Jetblack Could Change Walmart Shopper Stereotypes

Walmart makes a bet on conversational commerce that costs $50 per month

Walmart unveiled a new, highly personalized service that comes with a distinctly non-Walmart touch—a high price. And the service is aimed at a distinctly nontraditional Walmart audience: upper income New Yorkers.

During a Thursday media event tied to Walmart’s annual shareholder meeting, the company officially announced its $50 per month Jetblack program, catering to New Yorkers. Members will have preferences assessed through a phone call or home visit and then will be able to make purchases via text on the fly. Same-day delivery will be available for most orders placed before 2pm, with purchases fulfilled through Walmart, Jet.com and other retail partners.

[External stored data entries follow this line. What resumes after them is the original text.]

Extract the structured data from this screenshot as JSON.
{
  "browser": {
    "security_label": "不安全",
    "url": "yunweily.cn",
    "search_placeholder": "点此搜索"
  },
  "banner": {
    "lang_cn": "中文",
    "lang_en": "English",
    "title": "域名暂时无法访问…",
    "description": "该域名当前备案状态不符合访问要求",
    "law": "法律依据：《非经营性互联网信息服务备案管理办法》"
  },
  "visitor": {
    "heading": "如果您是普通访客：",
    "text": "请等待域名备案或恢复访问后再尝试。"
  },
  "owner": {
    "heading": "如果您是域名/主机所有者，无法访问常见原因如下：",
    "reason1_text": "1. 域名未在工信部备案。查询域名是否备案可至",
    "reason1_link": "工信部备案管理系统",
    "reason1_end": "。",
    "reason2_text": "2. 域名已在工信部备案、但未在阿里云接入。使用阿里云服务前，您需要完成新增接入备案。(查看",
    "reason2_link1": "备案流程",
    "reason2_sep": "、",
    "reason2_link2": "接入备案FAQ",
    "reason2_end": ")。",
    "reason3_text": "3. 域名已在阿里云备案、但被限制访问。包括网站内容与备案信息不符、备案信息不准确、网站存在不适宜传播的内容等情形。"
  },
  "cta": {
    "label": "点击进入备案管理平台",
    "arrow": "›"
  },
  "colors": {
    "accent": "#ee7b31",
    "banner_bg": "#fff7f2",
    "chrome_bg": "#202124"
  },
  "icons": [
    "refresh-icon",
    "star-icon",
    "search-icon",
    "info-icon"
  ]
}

When Walmart went on an online acquisition spree in 2016, buying Jet.com for a record $3.3 billion, it was seen as an expensive bid to expand its upper-income customer base. In a Q4 2017 earnings call, Doug McMillon, president and CEO of Walmart, admitted that the lucrative customers it wanted to attract with Jet.com were expensive to acquire, and that the company was starting to limit marketing to select urban areas.

The irony is that residents of New York City have long opposed a the opening of a Walmart store—though the oft-cited stat that 90% of the US population lives within 10 miles of one holds true, since the closest location to Manhattan is roughly 6 miles away in Secaucus, New Jersey. Regardless, Walmart has been infiltrating New York through digital means, with no need to build a big-box in the five boroughs.

If Jetblack's barrier for entry seems exclusionary, that's because it kind of is. Membership is still invitation-only, and deliveries are currently restricted to doorman buildings in Manhattan and parts of Brooklyn. However, Jetblack isn't being sold as a purely transactional ecommerce platform, but as a personalized service that will provide tightly curated recommendations based on the combination of human taste and artificial intelligence (AI).

It is notable that the phrase "conversational commerce," defined as "the ability to shop through text messaging, online chat or voice," was used multiple times in Walmart's press materials. Conversational commerce has been a buzzword for some time, but uptake by both retailers and consumers has been slow.

A November 2017 Capgemini survey of people in Western Europe and the US who already use virtual assistants, 28% said they had used a smart speaker or smartphone virtual assistant to make a payment or send money.

This was the least common activity, far less popular than asking for information like weather or news (82%) and playing music or videos (67%), though a figure over one-quarter isn’t insubstantial. It’s a good bet that consumers who already own smart speakers and use virtual assistants are more open to new ways to use them.